Turkish President Recep Tayyip Erdogan’s ongoing military purge is not merely a response to a coup, but an aggressive restructure, rebranding, and reorientation of the Turkish military. Erdogan began to purge the Turkish Armed Forces (TSK) after elements of it launched an unsuccessful coup attempt on July 15, 2016. Turkish security forces detained nearly 10,000 service members including 143general officers and admirals in the first week, totaling over 1/3 of the officer corps. Erdogan justified his crackdown on a counterterrorism basis, claiming to remove members of exiled cleric Fetullah Gulen’s movement, which Turkish authorities have designated as the “Fetullah Terrorist Organization (FETO).” He has also dismissed, and in some cases arrested, tens of thousands of judges, civil society members, and academics, and he closed down dozens of newspapers. The extent of Erdogan’s purge and his use of a counterterrorism justification demonstrate his intent to use the coup attempt as an excuse to transform the Turkish military into a source of personal power and eliminate sources of dissent in Turkey.
The current military purge is part of an ongoing campaign by Erdogan to eliminate threats to his Islamist regime.

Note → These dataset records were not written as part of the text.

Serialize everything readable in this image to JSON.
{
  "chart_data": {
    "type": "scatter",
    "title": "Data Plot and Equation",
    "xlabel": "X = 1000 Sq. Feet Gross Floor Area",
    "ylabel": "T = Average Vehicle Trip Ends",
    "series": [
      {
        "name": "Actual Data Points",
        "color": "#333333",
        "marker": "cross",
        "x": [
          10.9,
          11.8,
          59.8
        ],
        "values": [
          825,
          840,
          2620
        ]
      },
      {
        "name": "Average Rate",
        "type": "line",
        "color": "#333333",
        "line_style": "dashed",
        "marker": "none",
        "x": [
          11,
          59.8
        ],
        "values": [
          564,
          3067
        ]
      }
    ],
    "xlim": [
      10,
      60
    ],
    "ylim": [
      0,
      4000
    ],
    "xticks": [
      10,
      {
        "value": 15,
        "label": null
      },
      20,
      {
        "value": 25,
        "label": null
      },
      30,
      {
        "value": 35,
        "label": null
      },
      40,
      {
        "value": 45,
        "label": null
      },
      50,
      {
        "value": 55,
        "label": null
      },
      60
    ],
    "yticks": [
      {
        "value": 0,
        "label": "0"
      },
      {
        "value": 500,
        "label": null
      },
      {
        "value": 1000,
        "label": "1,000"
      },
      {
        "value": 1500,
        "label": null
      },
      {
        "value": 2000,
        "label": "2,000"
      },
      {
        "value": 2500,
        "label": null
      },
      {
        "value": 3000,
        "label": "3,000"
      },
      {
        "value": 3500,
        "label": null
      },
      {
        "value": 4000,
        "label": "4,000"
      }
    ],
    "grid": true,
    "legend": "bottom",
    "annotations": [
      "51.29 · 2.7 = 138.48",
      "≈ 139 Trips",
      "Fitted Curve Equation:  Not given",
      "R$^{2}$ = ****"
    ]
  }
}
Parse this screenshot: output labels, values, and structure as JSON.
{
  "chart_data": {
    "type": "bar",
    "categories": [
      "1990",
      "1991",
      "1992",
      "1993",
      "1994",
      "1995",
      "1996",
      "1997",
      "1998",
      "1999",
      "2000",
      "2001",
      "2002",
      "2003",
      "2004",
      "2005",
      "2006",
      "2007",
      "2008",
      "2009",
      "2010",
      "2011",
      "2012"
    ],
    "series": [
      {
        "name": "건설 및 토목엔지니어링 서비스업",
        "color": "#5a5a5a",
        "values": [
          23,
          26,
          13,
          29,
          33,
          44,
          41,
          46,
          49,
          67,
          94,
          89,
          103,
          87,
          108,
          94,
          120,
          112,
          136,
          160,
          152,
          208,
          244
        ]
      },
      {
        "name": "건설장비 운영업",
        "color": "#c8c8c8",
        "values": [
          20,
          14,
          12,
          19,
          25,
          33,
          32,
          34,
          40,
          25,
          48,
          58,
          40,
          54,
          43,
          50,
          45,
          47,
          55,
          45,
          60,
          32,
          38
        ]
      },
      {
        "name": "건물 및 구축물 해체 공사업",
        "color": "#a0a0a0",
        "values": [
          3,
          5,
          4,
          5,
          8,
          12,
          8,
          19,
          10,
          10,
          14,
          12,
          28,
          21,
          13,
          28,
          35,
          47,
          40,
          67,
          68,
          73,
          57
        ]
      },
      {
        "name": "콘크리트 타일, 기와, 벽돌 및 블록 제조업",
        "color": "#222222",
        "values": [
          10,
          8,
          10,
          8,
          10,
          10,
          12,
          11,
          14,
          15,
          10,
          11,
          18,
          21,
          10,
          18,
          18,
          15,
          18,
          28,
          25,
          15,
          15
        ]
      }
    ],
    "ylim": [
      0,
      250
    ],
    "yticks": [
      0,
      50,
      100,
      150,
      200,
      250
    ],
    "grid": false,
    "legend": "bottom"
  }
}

The Turkish military historically has a secular culture and views itself as a protector of the post-Ataturk democratic society. Erdogan thus views the military as a threat to his vision of an Islamist autocracy and has taken steps to eliminate it since 2007. He dismissed 400 Turkish officers including 37 generals and admirals in response to alleged coup conspiracies between 2007 and 2010, prompting the resignation of the Chief of the General Staff and the Commanders of the Turkish Navy, Land Force, and Air Force. About half of the Brigadier Generals and Rear Admirals removed this month were promoted to their rank after the initial purges. Erdogan’s aggressive measures after the recent failed coup attempt indicates that he likely seeks to finish his long-time campaign through this final purge.
Erdogan’s purge targeted a wide swath of the TSK leadership. He used the justification of alleged membership of individual commanders to the alleged FETO rather than direct participation in the coup attempt itself. The main units that participated in the coup attempt were the Istanbul Gendarmerie, the Istanbul-based 1st Army 3rd Corps, the Ankara-based 2nd Army 4th Corps, the 4th Main Jet Base group at Akinci, and the 10th Tanker regiment at the Incirlik Airbase in Adana. Erdogan nonetheless extended his purge throughout non-combat units that did not appear to play a direct role in the coup attempt.. He purged the General Staff, the Training and Doctrine Command, and Turkey’s military and police intelligence community, which he condemned for “significant gaps and deficiencies” in failing to prevent the coup attempt. Erdogan’s purge centralizes his authority, removes internal resistance, and takes control of the training programs for young military officers in order to retain control of the TSK’s future.